La Nouvelle Droite
Die Kerngruppe dieser Neuen Rechten ist der Groupement de recherches et d'études pour la civilisation européenne (dt. Forschungs- und Studiengruppe für die europäische Zivilisation), kurz GRECE, und der franzöische Philosoph Alain de Benoist. Die ideologische Basis, die bereits aus dem Namen erschließbar ist, lautet Biologismus, Ungleichheit.
Der rote Faden, der sich durch alle Werke und Aussagen verfolgen lässt, ist der Glaube, dass es durch die Natur definierte Unterschiedlichkeiten von Menschen, also Ethnien im Sinne von „Rassen" gibt. Diese hätten sich im Laufe der Geschichte der Menschheit wegen der Anpassung an die klimatischen und landschaftlichen Gegebenheiten so entwickelt und würden über Generation zu Generation vererbt.

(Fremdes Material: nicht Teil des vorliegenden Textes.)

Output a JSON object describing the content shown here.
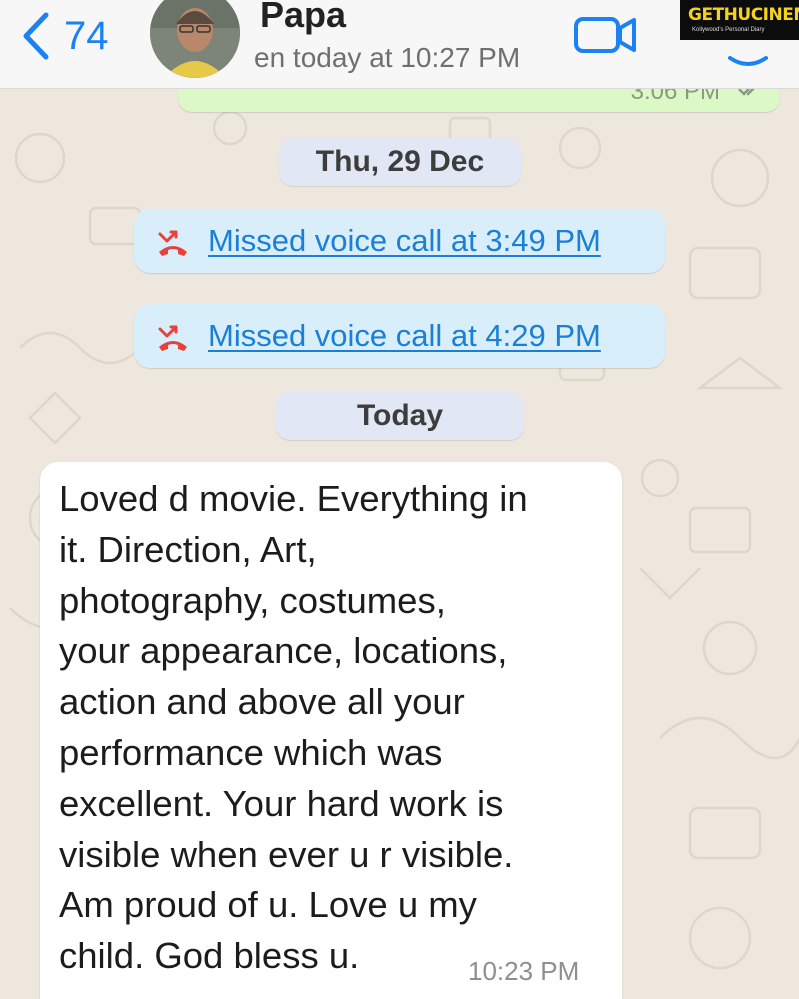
{
  "header": {
    "back_count": "74",
    "contact_name": "Papa",
    "last_seen": "en today at 10:27 PM",
    "watermark_title": "GETHUCINEMA",
    "watermark_sub": "Kollywood's Personal Diary"
  },
  "messages": {
    "sent_partial_time": "3:06 PM",
    "date1": "Thu, 29 Dec",
    "missed1": "Missed voice call at 3:49 PM",
    "missed2": "Missed voice call at 4:29 PM",
    "date2": "Today",
    "received_lines": [
      "Loved d movie. Everything in",
      "it. Direction, Art,",
      "photography, costumes,",
      "your appearance, locations,",
      "action and above all your",
      "performance which was",
      "excellent. Your hard work is",
      "visible when ever u r visible.",
      "Am proud of u. Love u my",
      "child. God bless u."
    ],
    "received_time": "10:23 PM"
  },
  "colors": {
    "accent": "#1a82f5",
    "missed_call_red": "#e8403a",
    "sent_bubble": "#dcf8c6",
    "received_bubble": "#ffffff",
    "date_pill": "#e2e7f6",
    "missed_bubble": "#d9eefb"
  },
  "icons": {
    "back": "chevron-left-icon",
    "video": "video-camera-icon",
    "call": "phone-icon",
    "missed": "missed-call-icon",
    "read_ticks": "double-check-icon"
  }
}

Obwohl die Gruppe Intellektueller, die sich als Neue Rechte verstehen, nie von menschlichen „Rassen" redet und daraus direkt Schlüsse zieht, was die Wertigkeit einzelner „Rassen" betrifft, steht außer Zweifel, dass sie von einer Art „Rassenlehre" ausgehen. Der Schritt von einer Rasse zur Wertigkeit derselben ist für gewöhnlich kein sehr großer, so auch im Falle der Neuen Rechten, denn laut ihnen machen gerade die europäischen Naturgegebenheiten die „indogermanische Ethnie" allen anderen natürlich überlegen. Daher rührt auch ihre - zusammenfassend - stark eurozentristische, rassistische Weltsicht.

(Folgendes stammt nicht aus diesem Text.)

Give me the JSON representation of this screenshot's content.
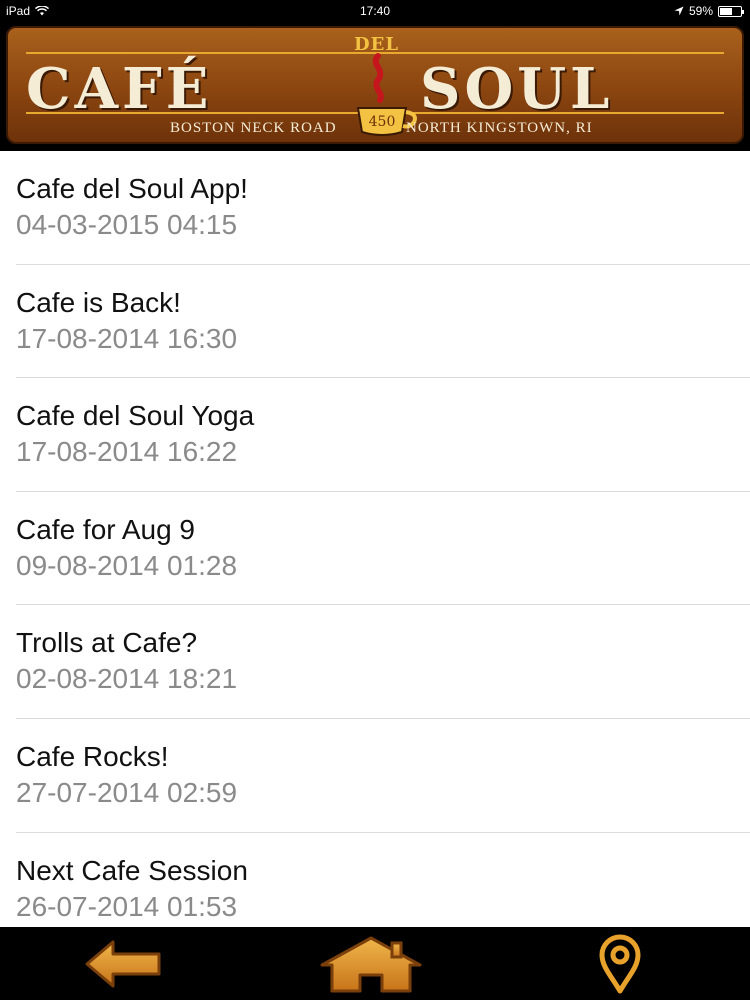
{
  "status_bar": {
    "device": "iPad",
    "time": "17:40",
    "battery": "59%",
    "battery_level": 0.59
  },
  "header": {
    "logo_left": "CAFÉ",
    "logo_del": "DEL",
    "logo_right": "SOUL",
    "cup_number": "450",
    "address_left": "Boston Neck Road",
    "address_right": "North Kingstown, RI"
  },
  "posts": [
    {
      "title": "Cafe del Soul App!",
      "date": "04-03-2015 04:15"
    },
    {
      "title": "Cafe is Back!",
      "date": "17-08-2014 16:30"
    },
    {
      "title": "Cafe del Soul Yoga",
      "date": "17-08-2014 16:22"
    },
    {
      "title": "Cafe for Aug 9",
      "date": "09-08-2014 01:28"
    },
    {
      "title": "Trolls at Cafe?",
      "date": "02-08-2014 18:21"
    },
    {
      "title": "Cafe Rocks!",
      "date": "27-07-2014 02:59"
    },
    {
      "title": "Next Cafe Session",
      "date": "26-07-2014 01:53"
    }
  ],
  "toolbar": {
    "back_icon": "back-arrow-icon",
    "home_icon": "home-icon",
    "map_icon": "map-pin-icon"
  },
  "colors": {
    "accent_orange": "#e7a92f",
    "banner_brown": "#8a4510",
    "date_gray": "#8a8a8a"
  }
}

Neben den daraus resultierenden Thesen, die versuchen zu erklären, warum Pluralismus etwas Schlechtes ist, und zwar für alle Beteiligten, gilt vor allem Globalisierungskritik in der jüngsten Vergangenheit als eines der Lieblingsbetätigungsfelder der Neuen Rechten. Globalisierung diene vorsätzlich der Macht des Geldes, die einerseits alle innerhalb einer „Volksgemeinschaft" ausschließt, die kein oder nicht genug Kapital haben, und andererseits durch weltweite Verfügbarkeit der gleichen Produkte schleichend zur „Gleichschaltung der Kulturen" führe, die gefährlich ist, weil die Kultur als das Schützenswerteste überhaupt gilt.
Trotz einiger Abgrenzungsversuche zur militanten Rechten, schafft besagte Neue Rechte seit nun mehr als 30 Jahren durch Texte einen Nährboden für Antiamerikanismus und damit oft verknüpften Antisemitismus. Überhaupt können alle Bekenntnisse in Anbetracht auf die fließenden Übergänge aus einem Denkzirkel der Neuen Rechten in den parteipolitischen Rechtsextremismus als relativ angesehen werden.
Interessant, wichtig und besonders bei all der Ablehnung von Liberalismus, Christen- und Judentum, „Menschenrechtsideologie", Kommunismus, Pluralismus, Demokratie wie wir sie kennen etc., ist, dass die Neue Rechte sich gerade Theorien des italienischen Kommunisten Gramsci als Strategielinie ausgesucht hat. In straff organisierten Denkzirkeln wird versucht, eine intellektuelle Bevölkerungsschicht, LehrerInnen, JournalistInnen usw., anzusprechen, die im „Kampf um die Köpfe" die tragende Rolle spielen muss, um die „kulturelle Hegemonie" der Neuen Rechten Ideologie, wenn mensch es so nennen will, zu schaffen.